Camouflage en photographie animalière

brocard albinos, camouflage pas top

Camouflage pas top…

Un lecteur cette semaine m’a signifié dans un courriel relatif à l’article se protéger du froid en photographie nature son étonnement de ne voir dans ma liste aucun vêtement imprimé de « motifs permettant un camouflage efficace en photographie animalière », et il m’a demandé mon avis parmi divers autres vêtements camouflés présents sur sa liste, relativement à un système trois couches, adapté à priori à ses plaines.
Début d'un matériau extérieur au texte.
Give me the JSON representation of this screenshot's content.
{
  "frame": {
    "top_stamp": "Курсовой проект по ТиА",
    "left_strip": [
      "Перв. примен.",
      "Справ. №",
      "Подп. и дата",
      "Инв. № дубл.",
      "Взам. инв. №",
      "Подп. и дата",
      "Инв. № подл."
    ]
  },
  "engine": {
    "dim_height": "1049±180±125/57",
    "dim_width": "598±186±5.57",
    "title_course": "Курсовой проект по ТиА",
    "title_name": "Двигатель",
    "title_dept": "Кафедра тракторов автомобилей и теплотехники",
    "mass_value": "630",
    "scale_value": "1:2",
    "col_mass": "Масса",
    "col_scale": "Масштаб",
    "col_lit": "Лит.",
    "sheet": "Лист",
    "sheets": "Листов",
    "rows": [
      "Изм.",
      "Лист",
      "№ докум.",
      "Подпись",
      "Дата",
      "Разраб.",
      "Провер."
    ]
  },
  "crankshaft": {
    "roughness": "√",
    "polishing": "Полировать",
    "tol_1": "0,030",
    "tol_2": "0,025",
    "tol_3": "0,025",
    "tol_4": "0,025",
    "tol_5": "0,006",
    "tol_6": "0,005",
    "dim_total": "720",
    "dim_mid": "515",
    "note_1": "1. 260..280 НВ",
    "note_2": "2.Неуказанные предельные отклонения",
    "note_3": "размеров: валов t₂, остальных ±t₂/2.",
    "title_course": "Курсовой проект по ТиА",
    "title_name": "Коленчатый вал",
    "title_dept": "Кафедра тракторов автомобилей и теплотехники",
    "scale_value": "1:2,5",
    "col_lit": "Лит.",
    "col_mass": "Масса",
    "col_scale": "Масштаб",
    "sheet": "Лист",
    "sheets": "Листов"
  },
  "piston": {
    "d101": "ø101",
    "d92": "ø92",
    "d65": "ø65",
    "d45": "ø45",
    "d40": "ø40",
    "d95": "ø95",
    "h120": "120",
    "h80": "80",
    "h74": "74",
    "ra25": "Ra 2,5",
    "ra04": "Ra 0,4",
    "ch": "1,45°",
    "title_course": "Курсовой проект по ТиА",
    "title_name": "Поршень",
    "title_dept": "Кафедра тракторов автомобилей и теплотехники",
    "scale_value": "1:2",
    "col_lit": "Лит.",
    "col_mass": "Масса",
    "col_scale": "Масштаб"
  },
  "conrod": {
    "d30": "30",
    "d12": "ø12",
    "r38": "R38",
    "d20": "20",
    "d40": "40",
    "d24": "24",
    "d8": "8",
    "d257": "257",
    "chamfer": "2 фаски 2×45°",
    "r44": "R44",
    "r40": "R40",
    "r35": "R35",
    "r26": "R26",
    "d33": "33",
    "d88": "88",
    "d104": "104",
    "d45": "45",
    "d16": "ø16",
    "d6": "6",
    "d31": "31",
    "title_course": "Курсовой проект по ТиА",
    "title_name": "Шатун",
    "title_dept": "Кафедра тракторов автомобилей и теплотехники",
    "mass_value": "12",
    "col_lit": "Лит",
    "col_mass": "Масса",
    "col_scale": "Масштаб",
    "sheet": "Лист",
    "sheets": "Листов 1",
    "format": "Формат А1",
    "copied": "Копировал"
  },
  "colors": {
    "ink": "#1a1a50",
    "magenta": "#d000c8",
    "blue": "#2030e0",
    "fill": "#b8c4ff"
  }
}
Je souhaitais aborder cette question dans un prochain article, mais son courriel, ainsi que ma réponse, m’ont fait réaliser que cette interrogation en soulevait aussi beaucoup d’autres.

Je ne vais pas décrire ici la liste des motifs existants car cette connaissance théorique, qui peut être utile jusqu’à un certain point, n’offre que peu d’intérêts dans mon approche de cette problématique du camouflage. De plus, si vous lisez cet article, c’est que vous en aurez probablement déjà lu d’autres auparavant, et je ne souhaite pas entrer dans autant de détails car nous n’en avons pas vraiment besoin ici.

Pour finir ce préambule, je ne suis pas en train de dire que les tenues camouflées sont inutiles, car, d’une manière ou d’une autre, il vous faudra vous dissimuler de la faune sauvage. Mais après plusieurs années à en utiliser aussi, j’en suis venu à la conclusion que cette problématique récurrente, au gré des renouvellements de tenues usées, pouvait être grandement simplifiée sans contrepartie, et globalement avec un gain de confort et d’adaptabilité important !

Nulle solution n’étant parfaite ou universelle, je vous invite néanmoins à méditer celle qui suit.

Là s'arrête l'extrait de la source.